Loose forwards: The trio of Willem Alberts, Duane Vermeulen and Francois Louw dovetailed well in defence and turned over quite a bit of ball. Not much to write home about in attack apart from a few charges from Alberts. It would be nice to see Louw enhance his growing reputation as an opensider with some good linking play with the backs. Marcell Coetzee always gave the Boks a few kamikaze tackles coming off the bench but there is definitely room in the mix for a more cerebral, offloading loose forward. Meyer probably hopes it will be an in-form Pierre Spies, but I’m not so sure.
Locks: Eben Etzebeth dominated the England line-out, further growing an impressive lock CV in his debut year. Give me two Etxzebeths in the second row and I could take over the world!
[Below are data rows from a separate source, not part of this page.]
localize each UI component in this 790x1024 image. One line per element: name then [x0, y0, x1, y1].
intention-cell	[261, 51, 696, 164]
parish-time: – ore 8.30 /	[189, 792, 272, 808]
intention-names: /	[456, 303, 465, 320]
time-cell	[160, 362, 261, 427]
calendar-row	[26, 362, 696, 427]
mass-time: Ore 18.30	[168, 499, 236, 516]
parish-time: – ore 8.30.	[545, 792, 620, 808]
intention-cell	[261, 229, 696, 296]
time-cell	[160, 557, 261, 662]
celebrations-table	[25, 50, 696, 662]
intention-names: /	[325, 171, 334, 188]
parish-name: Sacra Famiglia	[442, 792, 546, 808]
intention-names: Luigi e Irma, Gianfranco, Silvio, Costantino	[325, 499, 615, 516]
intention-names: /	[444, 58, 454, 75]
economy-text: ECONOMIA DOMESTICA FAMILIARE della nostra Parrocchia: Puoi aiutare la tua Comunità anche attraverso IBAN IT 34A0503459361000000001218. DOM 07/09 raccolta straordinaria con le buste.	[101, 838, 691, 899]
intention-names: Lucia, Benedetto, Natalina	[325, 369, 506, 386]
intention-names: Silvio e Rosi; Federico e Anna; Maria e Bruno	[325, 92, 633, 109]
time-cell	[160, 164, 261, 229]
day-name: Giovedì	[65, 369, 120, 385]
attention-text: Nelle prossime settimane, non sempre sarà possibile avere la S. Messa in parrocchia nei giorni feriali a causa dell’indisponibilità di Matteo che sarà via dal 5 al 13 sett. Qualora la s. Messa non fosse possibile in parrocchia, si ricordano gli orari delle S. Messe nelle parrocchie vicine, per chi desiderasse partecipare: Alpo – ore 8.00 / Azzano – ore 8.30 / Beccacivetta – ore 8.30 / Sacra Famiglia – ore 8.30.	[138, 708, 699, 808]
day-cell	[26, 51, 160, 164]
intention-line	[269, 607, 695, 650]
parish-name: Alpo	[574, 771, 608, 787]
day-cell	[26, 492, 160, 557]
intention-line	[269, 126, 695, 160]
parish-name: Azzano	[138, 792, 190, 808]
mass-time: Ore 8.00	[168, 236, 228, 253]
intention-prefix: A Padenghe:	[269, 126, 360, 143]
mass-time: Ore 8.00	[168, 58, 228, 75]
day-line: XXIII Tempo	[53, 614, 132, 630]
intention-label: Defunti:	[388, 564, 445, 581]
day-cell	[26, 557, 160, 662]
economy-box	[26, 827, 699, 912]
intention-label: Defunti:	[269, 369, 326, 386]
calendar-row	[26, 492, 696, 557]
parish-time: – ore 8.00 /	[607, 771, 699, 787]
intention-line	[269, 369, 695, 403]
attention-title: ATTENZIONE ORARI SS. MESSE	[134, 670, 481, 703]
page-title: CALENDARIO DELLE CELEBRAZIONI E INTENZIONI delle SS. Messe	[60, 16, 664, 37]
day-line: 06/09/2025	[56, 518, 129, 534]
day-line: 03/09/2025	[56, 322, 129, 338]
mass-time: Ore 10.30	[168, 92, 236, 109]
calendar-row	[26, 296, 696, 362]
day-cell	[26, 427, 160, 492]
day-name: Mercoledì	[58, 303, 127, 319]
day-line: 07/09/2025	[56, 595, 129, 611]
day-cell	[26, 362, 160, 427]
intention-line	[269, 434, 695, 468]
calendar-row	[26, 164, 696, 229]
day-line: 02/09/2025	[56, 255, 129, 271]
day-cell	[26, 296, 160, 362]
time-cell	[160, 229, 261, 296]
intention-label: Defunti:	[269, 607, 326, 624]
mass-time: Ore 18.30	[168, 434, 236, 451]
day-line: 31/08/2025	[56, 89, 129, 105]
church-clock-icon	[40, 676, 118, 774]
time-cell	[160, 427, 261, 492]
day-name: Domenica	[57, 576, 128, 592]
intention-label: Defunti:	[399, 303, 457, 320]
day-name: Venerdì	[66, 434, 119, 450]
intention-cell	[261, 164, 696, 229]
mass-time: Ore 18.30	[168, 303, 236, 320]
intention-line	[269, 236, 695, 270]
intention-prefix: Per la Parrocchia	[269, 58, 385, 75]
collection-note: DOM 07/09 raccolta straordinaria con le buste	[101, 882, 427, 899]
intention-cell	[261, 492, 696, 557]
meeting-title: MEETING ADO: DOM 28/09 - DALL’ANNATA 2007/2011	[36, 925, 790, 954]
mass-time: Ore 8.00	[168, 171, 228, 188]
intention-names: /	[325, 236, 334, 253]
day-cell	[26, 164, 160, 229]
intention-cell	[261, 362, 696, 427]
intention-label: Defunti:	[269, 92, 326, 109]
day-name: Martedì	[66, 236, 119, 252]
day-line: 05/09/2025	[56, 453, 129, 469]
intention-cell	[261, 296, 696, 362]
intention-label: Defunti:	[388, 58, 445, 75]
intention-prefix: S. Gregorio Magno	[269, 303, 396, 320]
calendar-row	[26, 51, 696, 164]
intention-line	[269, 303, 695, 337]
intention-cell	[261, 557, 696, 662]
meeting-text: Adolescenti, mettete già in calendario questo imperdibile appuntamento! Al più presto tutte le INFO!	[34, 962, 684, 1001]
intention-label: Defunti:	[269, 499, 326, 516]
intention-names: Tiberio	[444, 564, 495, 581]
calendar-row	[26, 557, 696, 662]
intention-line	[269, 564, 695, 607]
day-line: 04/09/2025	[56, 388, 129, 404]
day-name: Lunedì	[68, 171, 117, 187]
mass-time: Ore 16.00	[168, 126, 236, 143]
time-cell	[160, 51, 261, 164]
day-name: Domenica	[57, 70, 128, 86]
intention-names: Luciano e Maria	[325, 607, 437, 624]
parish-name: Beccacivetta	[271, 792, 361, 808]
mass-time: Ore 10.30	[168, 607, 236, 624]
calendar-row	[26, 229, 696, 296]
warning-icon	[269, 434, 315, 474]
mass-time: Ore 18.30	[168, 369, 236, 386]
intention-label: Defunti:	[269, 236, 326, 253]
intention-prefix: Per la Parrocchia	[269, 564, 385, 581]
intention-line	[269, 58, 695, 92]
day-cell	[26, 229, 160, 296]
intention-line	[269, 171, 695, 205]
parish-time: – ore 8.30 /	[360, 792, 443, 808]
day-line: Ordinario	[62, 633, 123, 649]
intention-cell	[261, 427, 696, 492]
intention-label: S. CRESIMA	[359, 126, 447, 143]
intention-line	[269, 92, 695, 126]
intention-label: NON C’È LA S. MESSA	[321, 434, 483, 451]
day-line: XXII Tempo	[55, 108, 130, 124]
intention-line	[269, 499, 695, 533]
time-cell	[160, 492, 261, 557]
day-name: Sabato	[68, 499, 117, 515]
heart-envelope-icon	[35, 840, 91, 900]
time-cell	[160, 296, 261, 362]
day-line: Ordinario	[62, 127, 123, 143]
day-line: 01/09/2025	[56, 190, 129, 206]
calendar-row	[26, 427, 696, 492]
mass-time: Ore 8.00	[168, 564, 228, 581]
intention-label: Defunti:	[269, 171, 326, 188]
In the absence of Andries Bekker, Juandre Kruger performed adequately while Flip van der Merwe played a bit part of the bench.
Front row: Adriaan Strauss hogged 95% of the hookers duties, and performed well, while it seems that Schalk Brits may have leapfrogged Chiliboy Ralepelle in the pecking order. Is Chili still carrying an injury? Nice comebacks from Gurthro Steenkamp and Heinke van der Merwe, while Jannie du Plessis performed adequately despite carrying a number of niggles. CJ van der Linde looks finished, but in Pat Cilliers the Boks seem to have an adequate backup tighthead. It’ll be interesting to see if the Coenie Oosthuizen tighthead experiment works, because with Beast and Gurthro, he is surplus to requirements at loosehead.